The science fair project proposal was due. The night before, Lily said, "I forgot to tell you. I need to get three mice for my science project. The teacher said that they can be class pets when I'm finished with them."
When she's finished with them I'll be the class pet.
"We're not getting any more rodents, don't you remember?" I said. We had six hamsters in succession. We got the rabbit in an agreement with her that we wouldn't have any more rodents.
"But these are for school."
I'm a soft touch, so I did try to think of a way to make it work, but all I could do was smell rodent urine in my mind. "How long will your experiment last?" Rodent urine makes a special imprint, even if you think rodents are cute.
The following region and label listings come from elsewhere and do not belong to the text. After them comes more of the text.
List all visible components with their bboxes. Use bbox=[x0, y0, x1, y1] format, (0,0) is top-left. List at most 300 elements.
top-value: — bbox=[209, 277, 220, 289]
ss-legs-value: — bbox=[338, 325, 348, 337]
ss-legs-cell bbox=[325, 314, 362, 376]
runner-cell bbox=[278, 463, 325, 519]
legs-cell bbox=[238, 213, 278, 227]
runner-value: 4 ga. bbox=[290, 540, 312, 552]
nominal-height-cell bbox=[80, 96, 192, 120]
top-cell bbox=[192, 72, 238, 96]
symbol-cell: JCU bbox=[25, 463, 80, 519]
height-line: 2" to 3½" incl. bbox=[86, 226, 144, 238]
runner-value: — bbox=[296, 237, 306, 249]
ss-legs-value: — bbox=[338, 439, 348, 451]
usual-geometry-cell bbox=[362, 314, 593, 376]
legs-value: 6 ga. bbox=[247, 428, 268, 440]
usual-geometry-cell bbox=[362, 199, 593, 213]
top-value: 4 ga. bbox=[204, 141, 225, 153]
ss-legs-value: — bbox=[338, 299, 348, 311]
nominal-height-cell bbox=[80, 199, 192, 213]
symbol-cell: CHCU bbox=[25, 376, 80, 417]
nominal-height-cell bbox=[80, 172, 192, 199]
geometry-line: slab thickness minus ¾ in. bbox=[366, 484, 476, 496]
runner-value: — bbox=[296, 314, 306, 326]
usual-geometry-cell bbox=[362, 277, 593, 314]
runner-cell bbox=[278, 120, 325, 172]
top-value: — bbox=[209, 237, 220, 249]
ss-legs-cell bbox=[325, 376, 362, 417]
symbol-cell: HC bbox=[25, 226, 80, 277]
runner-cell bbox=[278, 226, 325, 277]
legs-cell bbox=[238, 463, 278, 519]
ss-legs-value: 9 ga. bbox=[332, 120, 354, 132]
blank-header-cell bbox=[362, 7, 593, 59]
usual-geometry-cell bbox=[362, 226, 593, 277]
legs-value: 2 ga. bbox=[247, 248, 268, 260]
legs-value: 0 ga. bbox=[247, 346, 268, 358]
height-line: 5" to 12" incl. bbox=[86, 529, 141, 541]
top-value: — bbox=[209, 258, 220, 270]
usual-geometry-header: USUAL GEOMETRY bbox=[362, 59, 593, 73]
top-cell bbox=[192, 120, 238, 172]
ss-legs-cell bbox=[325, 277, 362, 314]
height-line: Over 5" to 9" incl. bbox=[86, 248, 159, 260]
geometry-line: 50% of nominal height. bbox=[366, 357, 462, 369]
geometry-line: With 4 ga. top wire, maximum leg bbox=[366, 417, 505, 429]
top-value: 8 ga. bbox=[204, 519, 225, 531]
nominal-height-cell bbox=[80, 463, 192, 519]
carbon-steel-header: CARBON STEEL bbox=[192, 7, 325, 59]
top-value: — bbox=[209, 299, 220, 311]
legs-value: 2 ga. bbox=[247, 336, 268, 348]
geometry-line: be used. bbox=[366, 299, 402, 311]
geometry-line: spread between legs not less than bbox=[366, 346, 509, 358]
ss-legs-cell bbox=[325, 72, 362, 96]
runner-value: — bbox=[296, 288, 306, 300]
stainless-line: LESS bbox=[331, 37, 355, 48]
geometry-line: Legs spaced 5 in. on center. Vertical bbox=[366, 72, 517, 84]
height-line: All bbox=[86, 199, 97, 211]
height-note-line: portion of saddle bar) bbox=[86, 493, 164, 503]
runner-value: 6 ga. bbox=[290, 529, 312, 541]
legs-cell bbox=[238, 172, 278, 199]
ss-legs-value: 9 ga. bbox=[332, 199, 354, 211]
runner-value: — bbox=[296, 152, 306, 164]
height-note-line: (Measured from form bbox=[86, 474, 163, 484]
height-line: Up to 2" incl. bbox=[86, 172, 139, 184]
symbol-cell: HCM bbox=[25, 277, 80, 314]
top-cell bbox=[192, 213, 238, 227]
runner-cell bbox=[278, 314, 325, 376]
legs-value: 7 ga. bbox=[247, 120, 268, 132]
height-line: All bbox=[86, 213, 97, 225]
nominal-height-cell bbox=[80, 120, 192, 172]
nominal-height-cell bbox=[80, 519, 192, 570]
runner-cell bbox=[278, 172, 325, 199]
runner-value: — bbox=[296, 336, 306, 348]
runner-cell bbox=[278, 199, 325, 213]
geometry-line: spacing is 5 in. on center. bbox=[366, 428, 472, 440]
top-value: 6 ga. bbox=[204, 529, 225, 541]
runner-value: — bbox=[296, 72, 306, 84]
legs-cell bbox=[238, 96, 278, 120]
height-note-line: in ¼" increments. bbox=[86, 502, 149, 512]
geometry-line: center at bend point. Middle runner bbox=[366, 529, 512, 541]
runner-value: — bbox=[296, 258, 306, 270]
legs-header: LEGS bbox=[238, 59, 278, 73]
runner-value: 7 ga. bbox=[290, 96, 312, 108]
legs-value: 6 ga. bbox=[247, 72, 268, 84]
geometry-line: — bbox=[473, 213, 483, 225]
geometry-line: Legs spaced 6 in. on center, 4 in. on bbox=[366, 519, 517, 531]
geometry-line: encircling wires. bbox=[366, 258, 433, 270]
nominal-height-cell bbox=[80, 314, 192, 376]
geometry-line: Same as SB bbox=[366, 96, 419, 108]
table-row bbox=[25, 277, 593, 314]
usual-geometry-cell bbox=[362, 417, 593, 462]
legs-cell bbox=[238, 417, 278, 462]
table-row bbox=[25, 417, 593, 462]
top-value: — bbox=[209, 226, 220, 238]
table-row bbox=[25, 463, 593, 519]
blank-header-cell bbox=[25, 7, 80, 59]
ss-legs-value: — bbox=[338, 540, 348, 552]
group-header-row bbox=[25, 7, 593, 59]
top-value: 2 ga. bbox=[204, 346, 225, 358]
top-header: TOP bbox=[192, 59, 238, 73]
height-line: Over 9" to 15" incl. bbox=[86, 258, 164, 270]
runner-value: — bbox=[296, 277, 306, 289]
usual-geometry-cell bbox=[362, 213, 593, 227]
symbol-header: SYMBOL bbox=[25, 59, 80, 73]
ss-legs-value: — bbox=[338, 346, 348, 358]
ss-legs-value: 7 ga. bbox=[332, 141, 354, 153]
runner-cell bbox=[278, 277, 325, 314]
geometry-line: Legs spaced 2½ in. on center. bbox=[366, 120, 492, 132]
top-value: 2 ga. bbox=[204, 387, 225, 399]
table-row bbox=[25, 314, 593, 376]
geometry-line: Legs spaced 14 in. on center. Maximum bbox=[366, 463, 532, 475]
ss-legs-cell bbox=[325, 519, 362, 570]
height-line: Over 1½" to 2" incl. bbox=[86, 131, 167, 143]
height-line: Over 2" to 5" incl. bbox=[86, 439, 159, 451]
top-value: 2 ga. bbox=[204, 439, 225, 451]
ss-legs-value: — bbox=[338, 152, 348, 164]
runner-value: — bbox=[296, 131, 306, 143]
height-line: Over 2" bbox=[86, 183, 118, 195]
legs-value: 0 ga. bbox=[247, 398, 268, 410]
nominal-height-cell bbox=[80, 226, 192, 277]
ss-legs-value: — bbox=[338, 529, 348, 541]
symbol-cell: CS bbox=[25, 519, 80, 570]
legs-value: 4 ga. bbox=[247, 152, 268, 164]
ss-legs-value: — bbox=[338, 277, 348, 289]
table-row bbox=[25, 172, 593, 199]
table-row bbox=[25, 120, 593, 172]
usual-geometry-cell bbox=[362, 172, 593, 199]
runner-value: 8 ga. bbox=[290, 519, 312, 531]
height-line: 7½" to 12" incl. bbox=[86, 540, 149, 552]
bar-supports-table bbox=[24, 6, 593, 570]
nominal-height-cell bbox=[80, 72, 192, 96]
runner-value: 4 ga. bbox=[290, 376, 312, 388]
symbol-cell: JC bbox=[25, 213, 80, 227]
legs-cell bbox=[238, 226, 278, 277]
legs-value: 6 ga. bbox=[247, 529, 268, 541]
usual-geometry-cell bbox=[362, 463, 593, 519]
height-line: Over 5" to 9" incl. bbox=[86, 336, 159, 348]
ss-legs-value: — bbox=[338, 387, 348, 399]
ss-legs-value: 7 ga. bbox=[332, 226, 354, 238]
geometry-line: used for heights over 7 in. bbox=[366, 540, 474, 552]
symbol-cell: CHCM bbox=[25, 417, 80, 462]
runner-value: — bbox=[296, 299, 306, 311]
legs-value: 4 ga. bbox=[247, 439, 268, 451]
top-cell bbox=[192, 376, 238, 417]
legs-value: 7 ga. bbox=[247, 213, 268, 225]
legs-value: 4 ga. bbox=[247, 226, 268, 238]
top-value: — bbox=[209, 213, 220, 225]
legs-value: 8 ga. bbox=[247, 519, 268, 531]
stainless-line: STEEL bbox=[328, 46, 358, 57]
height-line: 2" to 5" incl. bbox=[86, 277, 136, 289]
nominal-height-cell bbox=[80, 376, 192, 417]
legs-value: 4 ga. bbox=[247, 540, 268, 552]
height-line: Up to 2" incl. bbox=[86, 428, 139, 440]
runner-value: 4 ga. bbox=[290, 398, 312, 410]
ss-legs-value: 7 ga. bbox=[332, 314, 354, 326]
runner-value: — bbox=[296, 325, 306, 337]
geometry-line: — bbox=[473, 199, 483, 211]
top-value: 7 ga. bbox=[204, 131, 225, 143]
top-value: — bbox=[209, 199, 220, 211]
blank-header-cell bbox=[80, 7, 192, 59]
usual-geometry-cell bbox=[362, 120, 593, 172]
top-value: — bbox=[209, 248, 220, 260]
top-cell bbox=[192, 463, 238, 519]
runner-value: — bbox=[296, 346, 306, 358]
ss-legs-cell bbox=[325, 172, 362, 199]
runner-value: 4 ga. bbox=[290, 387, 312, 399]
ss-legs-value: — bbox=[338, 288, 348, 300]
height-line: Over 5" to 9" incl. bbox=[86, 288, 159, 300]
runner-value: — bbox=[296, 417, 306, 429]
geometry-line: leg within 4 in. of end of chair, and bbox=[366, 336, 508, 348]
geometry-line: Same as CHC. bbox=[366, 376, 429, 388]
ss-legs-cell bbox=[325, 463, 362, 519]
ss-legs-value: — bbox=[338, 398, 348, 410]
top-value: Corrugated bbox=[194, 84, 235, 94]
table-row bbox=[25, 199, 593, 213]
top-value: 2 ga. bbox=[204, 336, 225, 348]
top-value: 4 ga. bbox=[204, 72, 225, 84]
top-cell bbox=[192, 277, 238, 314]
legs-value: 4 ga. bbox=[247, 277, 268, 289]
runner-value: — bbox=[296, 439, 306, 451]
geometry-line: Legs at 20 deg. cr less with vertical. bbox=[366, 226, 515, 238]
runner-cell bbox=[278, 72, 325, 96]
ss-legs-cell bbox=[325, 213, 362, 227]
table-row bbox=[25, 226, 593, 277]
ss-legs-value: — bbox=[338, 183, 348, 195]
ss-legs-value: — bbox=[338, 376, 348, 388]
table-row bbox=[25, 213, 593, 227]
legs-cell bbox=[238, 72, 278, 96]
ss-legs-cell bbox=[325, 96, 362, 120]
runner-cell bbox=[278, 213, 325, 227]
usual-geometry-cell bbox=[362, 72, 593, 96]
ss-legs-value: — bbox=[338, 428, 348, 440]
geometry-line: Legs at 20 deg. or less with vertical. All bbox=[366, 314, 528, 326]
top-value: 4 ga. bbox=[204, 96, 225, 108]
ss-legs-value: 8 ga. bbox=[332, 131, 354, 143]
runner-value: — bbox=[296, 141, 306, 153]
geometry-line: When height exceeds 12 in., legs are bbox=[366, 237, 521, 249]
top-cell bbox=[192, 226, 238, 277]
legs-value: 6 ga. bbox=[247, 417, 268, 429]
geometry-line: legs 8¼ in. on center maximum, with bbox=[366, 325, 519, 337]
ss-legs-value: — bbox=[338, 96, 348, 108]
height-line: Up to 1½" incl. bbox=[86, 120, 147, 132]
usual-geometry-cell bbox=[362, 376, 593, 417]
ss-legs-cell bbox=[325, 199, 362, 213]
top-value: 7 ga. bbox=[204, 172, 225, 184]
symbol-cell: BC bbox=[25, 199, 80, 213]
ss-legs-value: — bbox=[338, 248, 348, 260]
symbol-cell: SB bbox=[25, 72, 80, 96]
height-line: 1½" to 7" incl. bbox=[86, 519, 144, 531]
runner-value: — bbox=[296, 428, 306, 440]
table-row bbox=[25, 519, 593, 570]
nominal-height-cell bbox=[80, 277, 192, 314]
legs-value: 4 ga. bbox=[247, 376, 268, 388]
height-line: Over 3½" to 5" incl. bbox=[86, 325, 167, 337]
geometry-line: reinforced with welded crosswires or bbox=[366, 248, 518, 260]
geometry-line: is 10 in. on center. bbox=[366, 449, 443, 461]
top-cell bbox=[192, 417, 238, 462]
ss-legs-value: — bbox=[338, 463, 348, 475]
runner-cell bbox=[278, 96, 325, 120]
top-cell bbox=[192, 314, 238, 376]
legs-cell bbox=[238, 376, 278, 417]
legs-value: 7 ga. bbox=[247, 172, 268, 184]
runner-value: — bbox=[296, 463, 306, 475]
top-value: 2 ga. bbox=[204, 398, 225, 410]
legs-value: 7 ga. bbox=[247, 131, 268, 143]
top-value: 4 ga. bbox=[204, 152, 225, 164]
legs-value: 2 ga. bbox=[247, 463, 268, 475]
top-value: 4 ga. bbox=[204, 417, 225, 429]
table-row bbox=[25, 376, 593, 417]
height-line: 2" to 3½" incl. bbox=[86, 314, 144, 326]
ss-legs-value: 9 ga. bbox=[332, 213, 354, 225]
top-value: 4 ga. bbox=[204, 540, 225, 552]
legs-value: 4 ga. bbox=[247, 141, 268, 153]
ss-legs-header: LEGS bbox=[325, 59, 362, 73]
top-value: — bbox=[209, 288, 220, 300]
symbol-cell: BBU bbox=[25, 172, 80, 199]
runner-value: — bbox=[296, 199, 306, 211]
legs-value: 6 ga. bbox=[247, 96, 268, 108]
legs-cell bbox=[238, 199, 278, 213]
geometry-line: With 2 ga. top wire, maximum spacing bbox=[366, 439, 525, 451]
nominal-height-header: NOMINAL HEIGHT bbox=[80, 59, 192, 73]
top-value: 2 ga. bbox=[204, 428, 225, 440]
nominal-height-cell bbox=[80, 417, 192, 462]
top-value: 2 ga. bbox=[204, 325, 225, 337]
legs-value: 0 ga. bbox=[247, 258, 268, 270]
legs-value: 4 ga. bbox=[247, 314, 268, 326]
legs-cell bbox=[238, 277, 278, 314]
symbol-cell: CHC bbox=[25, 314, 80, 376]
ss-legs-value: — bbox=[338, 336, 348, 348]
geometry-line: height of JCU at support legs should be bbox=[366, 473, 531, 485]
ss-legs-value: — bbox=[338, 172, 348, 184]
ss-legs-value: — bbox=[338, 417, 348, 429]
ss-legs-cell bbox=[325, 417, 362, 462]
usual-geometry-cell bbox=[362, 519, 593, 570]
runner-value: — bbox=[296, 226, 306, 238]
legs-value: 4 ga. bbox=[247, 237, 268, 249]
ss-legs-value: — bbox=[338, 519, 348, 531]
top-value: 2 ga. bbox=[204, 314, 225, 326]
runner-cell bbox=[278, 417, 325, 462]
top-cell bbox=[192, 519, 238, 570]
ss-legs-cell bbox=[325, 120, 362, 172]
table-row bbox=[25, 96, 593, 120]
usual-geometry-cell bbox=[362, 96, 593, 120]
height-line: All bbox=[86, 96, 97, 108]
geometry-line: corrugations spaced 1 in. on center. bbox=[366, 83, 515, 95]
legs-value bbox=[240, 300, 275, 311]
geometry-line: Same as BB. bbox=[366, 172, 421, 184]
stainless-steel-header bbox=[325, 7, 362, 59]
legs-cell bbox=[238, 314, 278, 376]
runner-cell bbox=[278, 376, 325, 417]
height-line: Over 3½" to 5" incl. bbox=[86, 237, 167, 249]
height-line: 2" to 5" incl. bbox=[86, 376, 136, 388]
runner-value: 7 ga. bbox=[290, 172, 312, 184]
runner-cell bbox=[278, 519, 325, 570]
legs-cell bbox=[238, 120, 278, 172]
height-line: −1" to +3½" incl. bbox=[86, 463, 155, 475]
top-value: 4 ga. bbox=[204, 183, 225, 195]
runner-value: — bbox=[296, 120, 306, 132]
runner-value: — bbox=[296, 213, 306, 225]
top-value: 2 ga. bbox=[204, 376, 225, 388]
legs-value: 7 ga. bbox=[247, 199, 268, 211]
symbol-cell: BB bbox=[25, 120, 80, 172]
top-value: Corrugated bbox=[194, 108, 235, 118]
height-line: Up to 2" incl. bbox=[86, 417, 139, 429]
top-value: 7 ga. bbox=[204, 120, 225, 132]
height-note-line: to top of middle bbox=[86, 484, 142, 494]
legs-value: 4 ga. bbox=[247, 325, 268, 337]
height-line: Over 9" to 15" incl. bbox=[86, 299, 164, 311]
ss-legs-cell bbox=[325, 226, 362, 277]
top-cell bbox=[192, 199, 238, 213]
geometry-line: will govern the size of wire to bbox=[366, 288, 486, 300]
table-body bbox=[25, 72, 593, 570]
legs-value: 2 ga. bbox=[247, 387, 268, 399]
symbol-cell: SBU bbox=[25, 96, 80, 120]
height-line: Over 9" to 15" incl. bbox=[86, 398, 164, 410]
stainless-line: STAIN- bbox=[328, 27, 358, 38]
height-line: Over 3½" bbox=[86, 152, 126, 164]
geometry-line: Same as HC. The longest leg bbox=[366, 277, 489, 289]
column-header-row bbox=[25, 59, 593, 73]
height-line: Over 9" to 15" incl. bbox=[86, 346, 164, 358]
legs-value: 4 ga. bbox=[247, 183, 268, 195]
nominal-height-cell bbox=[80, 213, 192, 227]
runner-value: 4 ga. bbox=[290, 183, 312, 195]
"I don't know. A few months?"
Her experiment was about learned helplessness, which is how I was beginning to feel.
I was the one who told her about learned helplessness. I heard a podcast about it and wish I could find it to link to it. The basic story was this: Somebody did an experiment where one group of mice got to go play in the equivalent of a mouse Disney World and the other group had to sit in sad, unstimulating confinement. I don't know what the control group did -- probably housework -- not enough to make you off yourself, but enough so that you felt like your world wasn't toppling in. Over time, the mice that went to the mouse Disney World were confident and ready for anything. The mice that sat in sad confinement day after day grew to believe they were in sad confinement even when taken to mouse Disney World. They were stuck because they thought they were stuck. They had learned helplessness. I think there's a good life lesson here for teenaged girls. If you don't believe you can do something, you can't. That's why I'd told Lily the story to begin with.
I could see her attraction to this experiment. More pets. Mice are cute. Get to build a mouse Disney World (would she be able to make the other mouse sit in sad, non-stimulating confinement? I'm sure she couldn't. All her mice would end up in Disney World, I promise.)
But dern it all, I'm done with rodents. The smell! The smell! I told her that she might be able to do it, but she had to buy all the cages. Three different ones. And they had to be where I couldn't smell them.
When her father got home, she gushed to him about it. He isn't a soft touch. "Heck no you can't have three mice. You've got a rabbit -- and no more rodents."
Very clever to try to slip three mice by us in the last minute. "But my proposal is due tomorrow!"
She came up with something else, which was a lesson in non-helplessness on its own.


I raised hampsters in college. Our girls had some when they were small. Hope to never have them again. They were fun, but the smell!
Posted by: Cheryl | October 05, 2008 at 11:25 PM
this sounds remarkably like something I read in a SPQ's book! Either Book of Love or God Save the SPQs!